I sit back, letting a small sigh out
Then and only then, could we start at a square one. Only then, could I look at her and tell her, "This is when we start anew. This is when we forget what happened for the sake of Love and begin a new chapter past all this pain and suffering." and then I'd do everything to her that I never had the chance when I lacked the money and maturity.

Q: Such as?

A: Taking her out to a different restaurant ever other day, or weekends if she got tired of it. Take her around to parks and listen to her talk all day about the little things that excite her, watching each and every detail of her face light up. Let her know that I'm not going anywhere with anyone ever again and that she'd never need to worry about another women ever.
Clears my throat out a bit
I'd do my best to make her feel every ounce of a Goddess that she deserves to feel like, without my p***s. I want to be the reason she wakes up with a smile and I want to be the reason she goes to sleep with one.. not without one. I want her to call me and know that I'd be right the ******** there when she needs me. I want her to know that if she was lacking the funds for A-N-Y-T-H-I-N-G, that I got her covered and she doesn't have to worry s**t for it.
I want to prove that I can be Her Man.

Q: And what will you do if she won't give you the chance? Will you resign yourself to your depression?

A: Glares at the questioner
It's not like I'd have a choice between depression and happiness, would I? I mean, how would you feel if you made a series of bad choices and at the end know what you did wrong and what you can do to fix it, but it's too late? It's not that I want to be sad... I feel horrible for what I did and I can't feel happy about anything because of it. Will I waste away into nothing? No. I'll keep working and grinding up, as she taught me to. I'll make a purpose out of this life.. even if it wasn't the intended purpose of it.

Q: If things were to go the way you wanted them to go, how sure are you that you'd keep true to what you said? How can you guarantee it?

A: Sits up and keeps my hands together
I'm not. I've said it a thousand times, maybe more, that I wouldn't do what I did... But I always find myself doing exactly what I did wrong.

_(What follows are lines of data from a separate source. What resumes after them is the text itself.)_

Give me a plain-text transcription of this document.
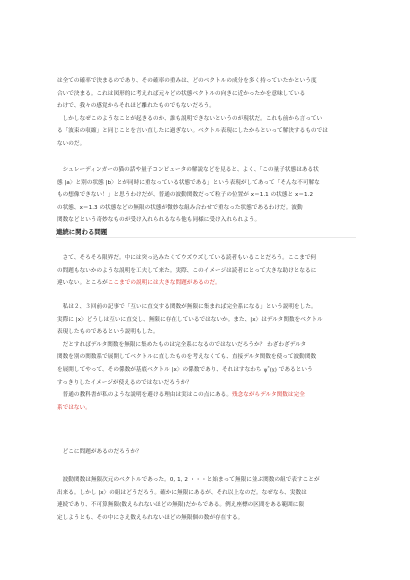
は全ての確率で決まるのであり、その確率の重みは、どのベクトルの成分を多く持っていたかという度
合いで決まる。これは図形的に考えれば元々どの状態ベクトルの向きに近かったかを意味している
わけで、我々の感覚からそれほど離れたものでもないだろう。
　しかしなぜこのようなことが起きるのか、誰も説明できないというのが現状だ。これも前から言ってい
る「波束の収縮」と同じことを言い直したに過ぎない。ベクトル表現にしたからといって解決するものでは
ないのだ。

　シュレーディンガーの猫の話や量子コンピュータの解説などを見ると、よく、「この量子状態はある状
態 |a〉と別の状態 |b〉とが同時に重なっている状態である」という表現がしてあって「そんな不可解な
もの想像できない！」と思うわけだが、普通の波動関数だって粒子の位置が x＝1.1 の状態と x＝1.2
の状態、x＝1.3 の状態などの無限の状態が微妙な組み合わせで重なった状態であるわけだ。波動
関数などという奇妙なものが受け入れられるなら他も同様に受け入れられよう。

連続に関わる問題

　さて、そろそろ限界だ。中には突っ込みたくてウズウズしている読者もいることだろう。ここまで何
の問題もないかのような説明を工夫して来た。実際、このイメージは読者にとって大きな助けとなるに
違いない。ところがここまでの説明には大きな問題があるのだ。

　私は２、３回前の記事で「互いに直交する関数が無限に集まれば完全系になる」という説明をした。
実際に |x〉どうしは互いに直交し、無限に存在しているではないか。また、|x〉はデルタ関数をベクトル
表現したものであるという説明もした。
　だとすればデルタ関数を無限に集めたものは完全系になるのではないだろうか？ わざわざデルタ
関数を別の関数系で展開してベクトルに直したものを考えなくても、直接デルタ関数を使って波動関数
を展開してやって、その係数が基底ベクトル |x〉の係数であり、それはすなわち ψ*(x) であるという
すっきりしたイメージが使えるのではないだろうか？
　普通の教科書が私のような説明を避ける理由は実はこの点にある。残念ながらデルタ関数は完全
系ではない。

　どこに問題があるのだろうか？

　波動関数は無限次元のベクトルであった。0, 1, 2 ・・・と始まって無限に並ぶ関数の組で表すことが
出来る。しかし |x〉の組はどうだろう。確かに無限にあるが、それ以上なのだ。なぜなら、実数は
連続であり、不可算無限(数えられないほどの無限)だからである。例え座標の区間をある範囲に限
定しようとも、その中にさえ数えられないほどの無限個の数が存在する。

Now, if it were the way I'd like it to be, living close, not together until she was ready, then there is no fearing anything for my loyalty is true to her. Distance is what caused many of our problems. I'm FAIRLY sure I wasn't womanizing ANYONE when she was with me, both down there and where I am.
Sighs deeply as I look at the ground
I can't guarantee anything more than that I'd give her all the ******** love in my heart because nothing in Life is set in stone and everything is subjected to change. What I say is that I know no matter happens, I will continue to love her with all of my heart and I'll do ******** to make our relationship work. Lost my job? Going to find another one that week. Something went wrong? You best believe I'll fix it.
I want a chance to prove this all..

Q: ... Last question: Do you think writing here solves anything for either of you?

A: No. I just want to vent out what I feel and just... hope that she can see things on my end. Maybe even feel incline to share with me what she's feeling and going through. Because that's alw--

A quick hand dismisses the rest of my sentence as both ladies pack their notes. With quick fake smiles, they leave me alone and flick the lights off. The room gets colder in color, but I silently stare out the window. Nothing more happens as the camera finds itself slowly getting further and further till there is nothing left.